Forbes magazine’s Liz W. Garcia was right to notice the reactions of people:
(she called it "ageist", but still is focused on her gender)
(she called it "ageist", but still is focused on her gender)
But the talk DURING the halftime performance was all about Madonna being old, a trend I find disturbing and lame given that on any other year, it’d be Tom Petty or Garth Brooks, or a middle-aged male musician whose appearance would not elicit ageist remarks. But in spite of the fact that Madonna is 53 years-old and lept from a kneeling position to standing, over and over whilst wearing spike heels (go ahead, try it, and when you’re done icing your knees, read on) and keeping pace with her twenty-something backup dancers, the focus was on her age.
We live in a world where Fox makes an “amusing” commercial from clips of 63-year-old musician Steven Tyler flirting with American Idol contestants, who, because of the contest’s age restriction, we can deduce are younger than 30. In one, after a particularly spirited and sexy audition, he says ‘You must be crazy… (falters, catches himself) on the dance floor.’ Oh yeah, real hilarious.... And it’s a world where we cut down an uber-successful female entertainer because she dares to entertain at the age of 53. It’s a world where every darn TV pilot season, I read the same words “our female lead, (Name), age 28.” Twenty-eight. Were you solving crime, busting terrorists or performing heart surgery at 28? I sure wasn’t. But women on TV have to be young. Women romancing our leading men in the movies have to be young....
What does any of this matter, apart from the icky burst of mean-spiritedness? It matters because your wives and daughters and sisters and mothers are gonna get older, too, y’all, and they’ll take those kind of cracks seriously. It matters because this ageist mentality translates to the images we send out into the wide world in TV and film, and where we disproportionately prioritize youth we send the message to our young women that they are relevant only briefly and superficially, like shooting stars.

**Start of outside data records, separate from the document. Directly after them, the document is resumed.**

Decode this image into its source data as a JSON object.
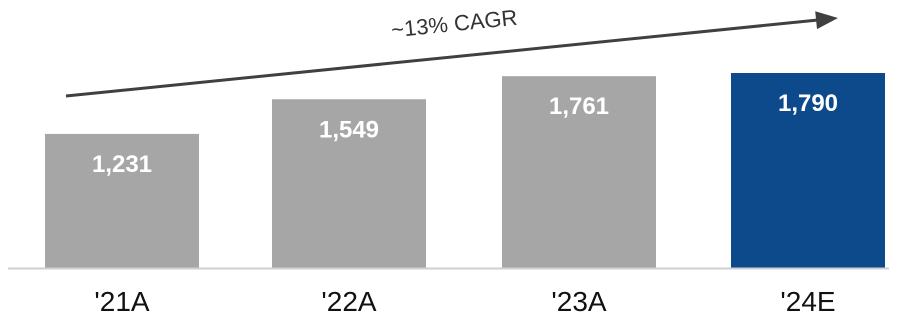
{
  "chart_data": {
    "type": "bar",
    "title": "",
    "xlabel": "",
    "ylabel": "",
    "categories": [
      "'21A",
      "'22A",
      "'23A",
      "'24E"
    ],
    "values": [
      1231,
      1549,
      1761,
      1790
    ],
    "value_labels": [
      "1,231",
      "1,549",
      "1,761",
      "1,790"
    ],
    "bar_colors": [
      "#a6a6a6",
      "#a6a6a6",
      "#a6a6a6",
      "#0d4a8b"
    ],
    "ylim": [
      0,
      1790
    ],
    "grid": false,
    "legend": "none",
    "annotation": {
      "text": "~13% CAGR",
      "kind": "arrow",
      "color": "#404040"
    },
    "axis_color": "#cfcfcf"
  }
}
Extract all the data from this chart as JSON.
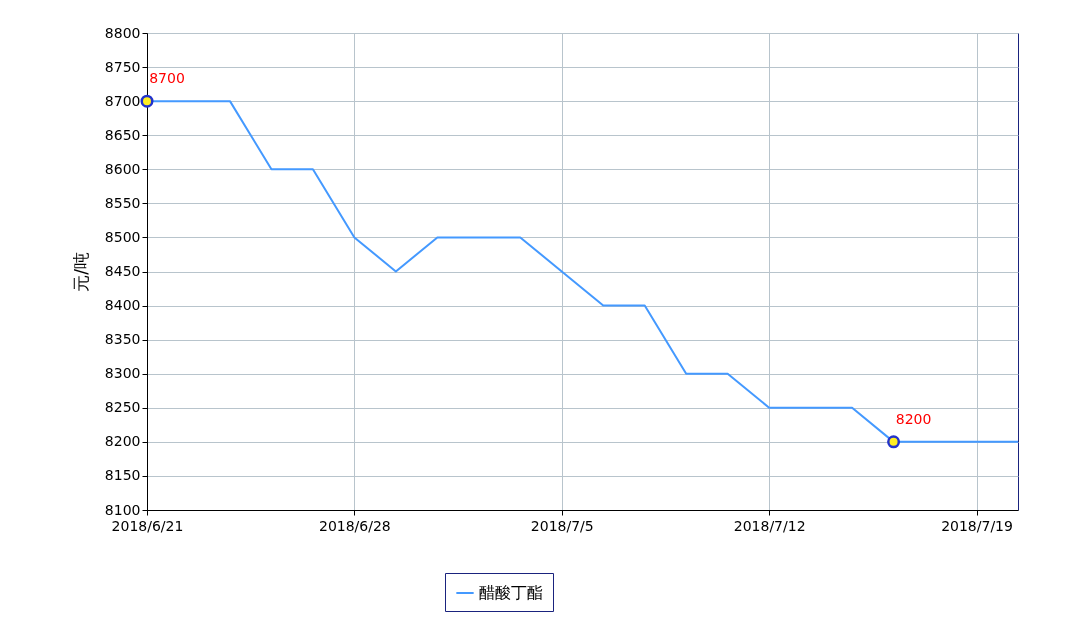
{
  "chart_data": {
    "type": "line",
    "ylabel": "元/吨",
    "categories": [
      "2018/6/21",
      null,
      null,
      null,
      null,
      "2018/6/28",
      null,
      null,
      null,
      null,
      "2018/7/5",
      null,
      null,
      null,
      null,
      "2018/7/12",
      null,
      null,
      null,
      null,
      "2018/7/19",
      null
    ],
    "series": [
      {
        "name": "醋酸丁酯",
        "color": "#4499ff",
        "values": [
          8700,
          8700,
          8700,
          8600,
          8600,
          8500,
          8450,
          8500,
          8500,
          8500,
          8450,
          8400,
          8400,
          8300,
          8300,
          8250,
          8250,
          8250,
          8200,
          8200,
          8200,
          8200
        ],
        "value_labels": [
          "8700",
          null,
          null,
          null,
          null,
          null,
          null,
          null,
          null,
          null,
          null,
          null,
          null,
          null,
          null,
          null,
          null,
          null,
          "8200",
          null,
          null,
          null
        ]
      }
    ],
    "ylim": [
      8100,
      8800
    ],
    "yticks": [
      8100,
      8150,
      8200,
      8250,
      8300,
      8350,
      8400,
      8450,
      8500,
      8550,
      8600,
      8650,
      8700,
      8750,
      8800
    ],
    "grid": true,
    "legend": "bottom",
    "line_style": "solid"
  }
}
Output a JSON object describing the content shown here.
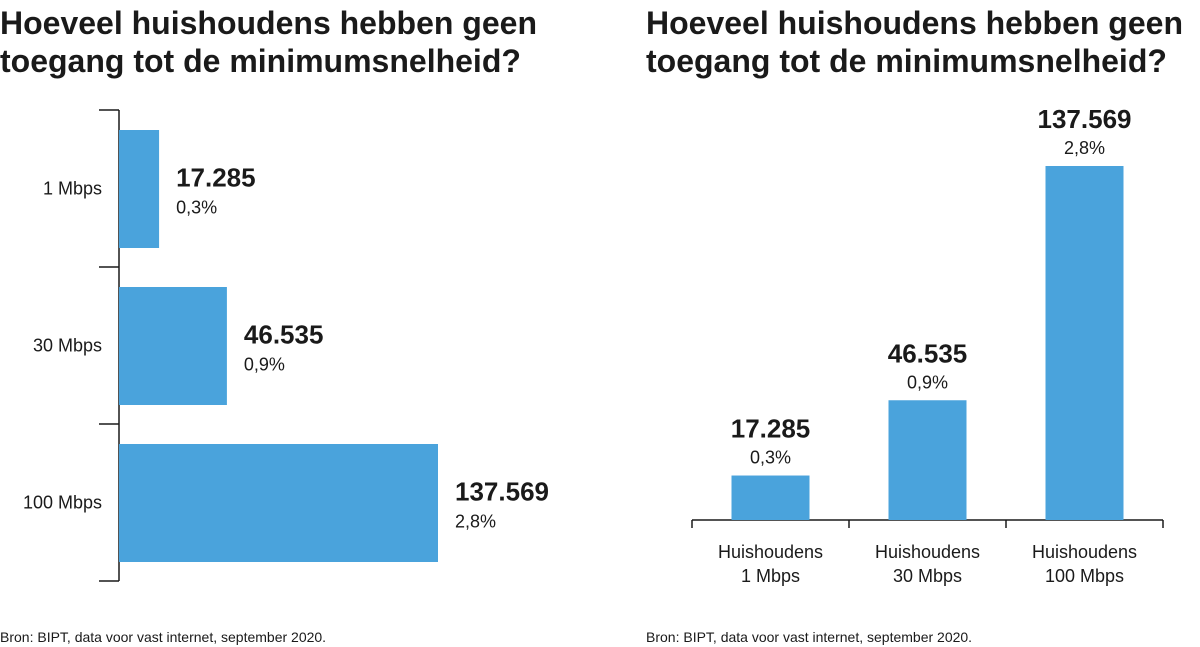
{
  "source_note": "Bron: BIPT, data voor vast internet, september 2020.",
  "chart_data": [
    {
      "type": "bar",
      "orientation": "horizontal",
      "title": "Hoeveel huishoudens hebben geen toegang tot de minimumsnelheid?",
      "title_lines": [
        "Hoeveel huishoudens hebben geen",
        "toegang tot de minimumsnelheid?"
      ],
      "categories": [
        "1 Mbps",
        "30 Mbps",
        "100 Mbps"
      ],
      "values": [
        17285,
        46535,
        137569
      ],
      "value_labels": [
        "17.285",
        "46.535",
        "137.569"
      ],
      "percent_labels": [
        "0,3%",
        "0,9%",
        "2,8%"
      ],
      "color": "#4aa3dc",
      "grid": false
    },
    {
      "type": "bar",
      "orientation": "vertical",
      "title": "Hoeveel huishoudens hebben geen toegang tot de minimumsnelheid?",
      "title_lines": [
        "Hoeveel huishoudens hebben geen",
        "toegang tot de minimumsnelheid?"
      ],
      "categories": [
        "Huishoudens 1 Mbps",
        "Huishoudens 30 Mbps",
        "Huishoudens 100 Mbps"
      ],
      "category_lines": [
        [
          "Huishoudens",
          "1 Mbps"
        ],
        [
          "Huishoudens",
          "30 Mbps"
        ],
        [
          "Huishoudens",
          "100 Mbps"
        ]
      ],
      "values": [
        17285,
        46535,
        137569
      ],
      "value_labels": [
        "17.285",
        "46.535",
        "137.569"
      ],
      "percent_labels": [
        "0,3%",
        "0,9%",
        "2,8%"
      ],
      "color": "#4aa3dc",
      "grid": false
    }
  ]
}
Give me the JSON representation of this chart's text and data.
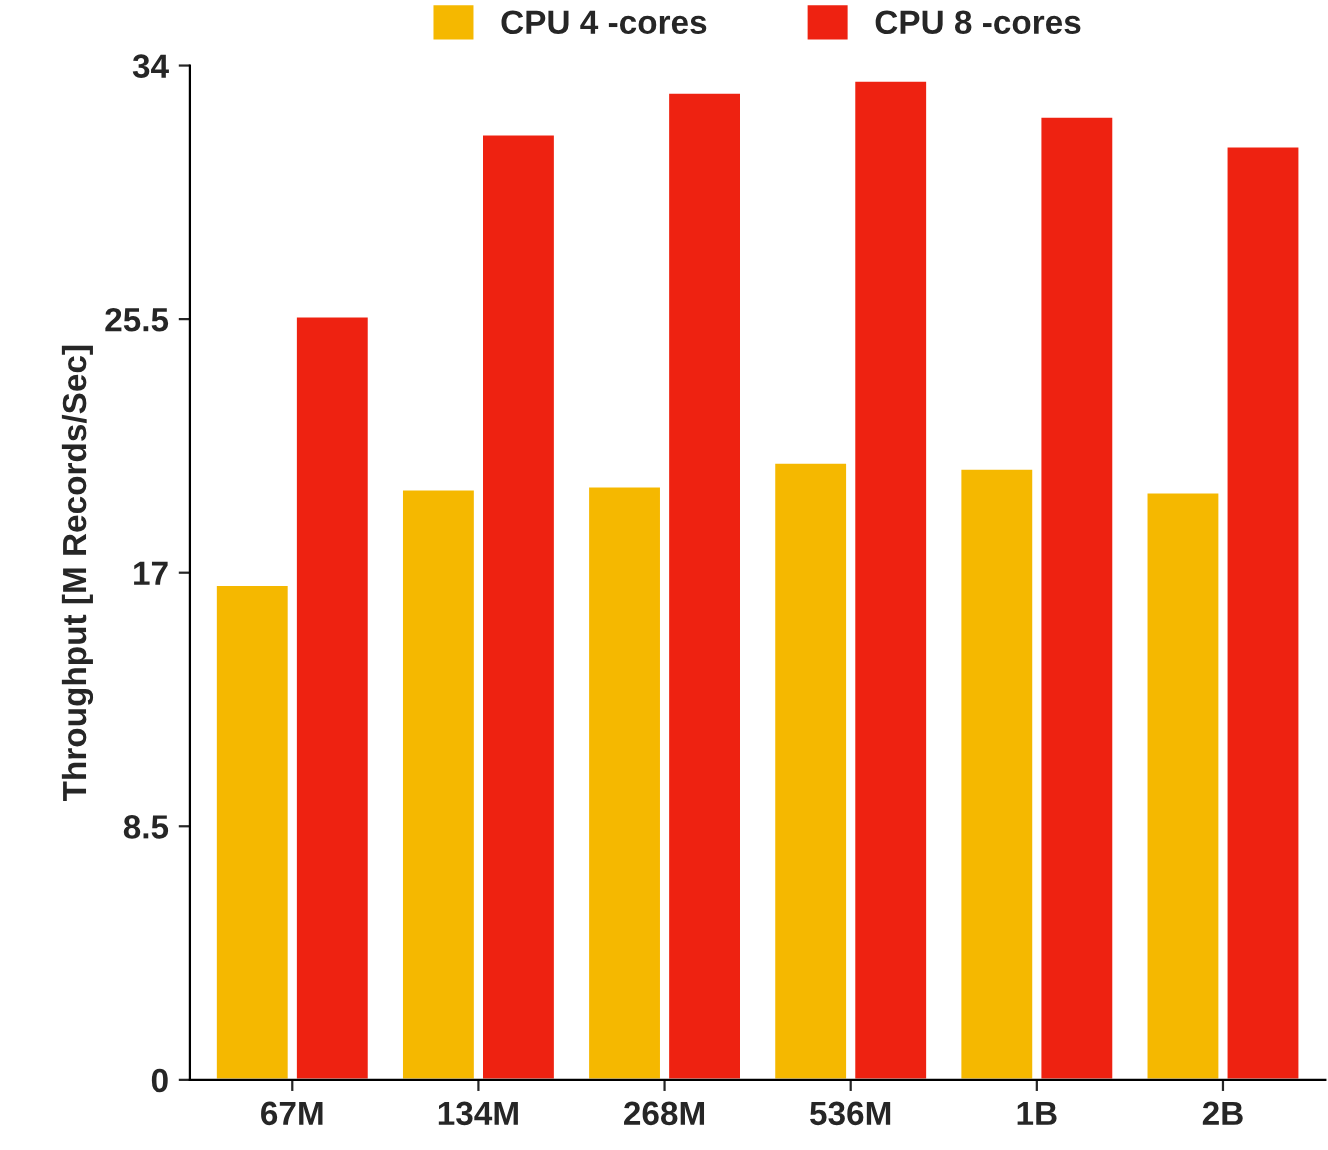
{
  "chart_data": {
    "type": "bar",
    "ylabel": "Throughput [M Records/Sec]",
    "categories": [
      "67M",
      "134M",
      "268M",
      "536M",
      "1B",
      "2B"
    ],
    "series": [
      {
        "name": "CPU 4 -cores",
        "color": "#f5b800",
        "values": [
          16.6,
          19.8,
          19.9,
          20.7,
          20.5,
          19.7
        ]
      },
      {
        "name": "CPU 8 -cores",
        "color": "#ee2211",
        "values": [
          25.6,
          31.7,
          33.1,
          33.5,
          32.3,
          31.3
        ]
      }
    ],
    "ylim": [
      0,
      34
    ],
    "yticks": [
      0,
      8.5,
      17,
      25.5,
      34
    ],
    "grid": false,
    "legend": "top"
  }
}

Or like pop stars.
So I'll say it again: Back off Madonna...
3 comments:
Thhanks Kurt!
Love this one Kurt...thanks!
Hi Kurt. Good points on Madonna. A couple of things just cause that's me:
1) Hasn't Madonna's act always been more about sexuality (specifically sexual confidence) and choreography than music, so isn't she bound to be judged on her looks a bit? (I thought she looked fine, by the way).
2) Isn't it ironic that this comes up regarding the half-time feature in a sport where men are judged totally based on their physical prowess and never get to play after age 40?